In practice it may happen that a first-try econometric model is not appropriate because it violates one or more of the key assumptions that are needed to obtain valid results. In case there is something wrong with the variables, such as measurement error or strong collinearity, we may better modify the estimation method or change the model. In the present chapter we deal with endogeneity, which can, for example, be caused by measurement error, and which implies that one or more regressors are correlated with the unknown error term. This is of course not immediately visible because the errors are not known beforehand and are estimated jointly with the unknown parameters. Endogeneity can thus happen when a regressor is measured with error, and, as we see, when the data are aggregated at too low a frequency. Another issue is called multicollinearity, in which it is difficult to disentangle (the statistical significance of) the separate effects. This certainly holds for levels and squares of the same variable. Finally, we deal with the interpretation of model outcomes.
This chapter opens with some quotes and insights on megaprojects. We turn to the construction and the use of prediction intervals in a time series context. We see that depending on the choice of the number of unit roots (stochastic trends) or the sample size (when does the sample start?), we can compute a wide range of prediction intervals.

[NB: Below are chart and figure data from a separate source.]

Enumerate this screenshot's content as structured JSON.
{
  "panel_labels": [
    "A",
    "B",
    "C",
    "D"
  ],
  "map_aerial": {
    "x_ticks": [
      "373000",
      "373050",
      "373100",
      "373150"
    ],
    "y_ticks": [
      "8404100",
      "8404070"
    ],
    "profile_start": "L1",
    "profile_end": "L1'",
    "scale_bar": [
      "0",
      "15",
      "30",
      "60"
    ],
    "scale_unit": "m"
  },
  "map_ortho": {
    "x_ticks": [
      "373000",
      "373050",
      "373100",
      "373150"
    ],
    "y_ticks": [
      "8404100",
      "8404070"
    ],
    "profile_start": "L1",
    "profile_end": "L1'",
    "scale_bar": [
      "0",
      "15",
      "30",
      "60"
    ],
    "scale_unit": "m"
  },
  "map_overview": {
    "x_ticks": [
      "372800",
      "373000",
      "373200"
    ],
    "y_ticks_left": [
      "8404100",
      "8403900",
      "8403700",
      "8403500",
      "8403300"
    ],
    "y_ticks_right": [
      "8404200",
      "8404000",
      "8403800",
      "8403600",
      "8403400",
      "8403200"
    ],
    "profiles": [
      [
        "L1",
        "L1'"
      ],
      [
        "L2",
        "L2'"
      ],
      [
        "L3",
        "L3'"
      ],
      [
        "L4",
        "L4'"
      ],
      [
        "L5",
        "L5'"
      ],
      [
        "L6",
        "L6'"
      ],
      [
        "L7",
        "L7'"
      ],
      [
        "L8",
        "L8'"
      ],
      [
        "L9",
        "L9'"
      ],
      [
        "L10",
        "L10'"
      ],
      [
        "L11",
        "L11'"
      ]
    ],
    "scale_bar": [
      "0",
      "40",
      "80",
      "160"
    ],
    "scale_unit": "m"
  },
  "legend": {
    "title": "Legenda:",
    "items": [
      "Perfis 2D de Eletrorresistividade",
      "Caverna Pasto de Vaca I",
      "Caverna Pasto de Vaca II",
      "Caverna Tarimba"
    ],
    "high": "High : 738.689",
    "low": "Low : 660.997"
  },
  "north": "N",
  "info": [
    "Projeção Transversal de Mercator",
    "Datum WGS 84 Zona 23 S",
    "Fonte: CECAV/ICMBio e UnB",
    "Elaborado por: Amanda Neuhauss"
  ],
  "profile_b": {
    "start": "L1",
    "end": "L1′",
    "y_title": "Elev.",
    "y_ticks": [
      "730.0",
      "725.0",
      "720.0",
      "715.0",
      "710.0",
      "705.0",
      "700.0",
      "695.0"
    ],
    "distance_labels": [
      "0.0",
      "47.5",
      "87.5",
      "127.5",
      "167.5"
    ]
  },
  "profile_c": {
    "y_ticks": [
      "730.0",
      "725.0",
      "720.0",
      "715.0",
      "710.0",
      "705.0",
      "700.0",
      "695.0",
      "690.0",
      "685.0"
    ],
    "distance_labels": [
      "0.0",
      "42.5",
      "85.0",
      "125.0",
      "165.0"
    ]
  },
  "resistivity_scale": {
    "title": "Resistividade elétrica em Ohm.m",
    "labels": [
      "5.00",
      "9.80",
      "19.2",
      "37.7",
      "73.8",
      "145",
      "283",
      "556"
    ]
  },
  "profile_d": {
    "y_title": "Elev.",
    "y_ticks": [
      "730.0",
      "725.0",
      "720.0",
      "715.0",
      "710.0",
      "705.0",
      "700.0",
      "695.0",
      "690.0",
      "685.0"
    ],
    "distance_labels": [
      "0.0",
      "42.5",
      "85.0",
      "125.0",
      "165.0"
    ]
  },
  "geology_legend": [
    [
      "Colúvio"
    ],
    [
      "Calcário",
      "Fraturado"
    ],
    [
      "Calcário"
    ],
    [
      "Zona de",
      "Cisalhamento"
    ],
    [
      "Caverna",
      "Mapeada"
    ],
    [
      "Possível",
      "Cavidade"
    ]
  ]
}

Next, we see that those trends, and breaks in levels and breaks in trend, can yield a wide variety of forecasts. Again, we reiterate that maintaining a variety of models and outcomes is useful, and that an equal-weighted combination of results can be most appropriate. Indeed, any specific choice leads to a different outcome. Finally, we discuss for a simple first-order autoregression how you can see what the limits to predictability are. We see that these limits are closer than we may think at the onset.
This chapter uses a range of quotes and findings from the internet and the literature. The key premises of this chapter, which is illustrated with examples, are as follows. First, Big Data requires the use of algorithms. Second, algorithms can create misleading information. Third, algorithms can lead to destructive outcomes. But we should not forget that humans program algorithms. With Big Data come algorithms to run many and involved computations. We cannot oversee all these data ourselves, so we need the help of algorithms to make computations for us. We might label these algorithms as Artificial Intelligence, but this might suggest that they can do things on their own. They can run massive computations, but they need to be fed with data. And this feeding is usually done by us, by humans, and we also choose the algorithms to be used.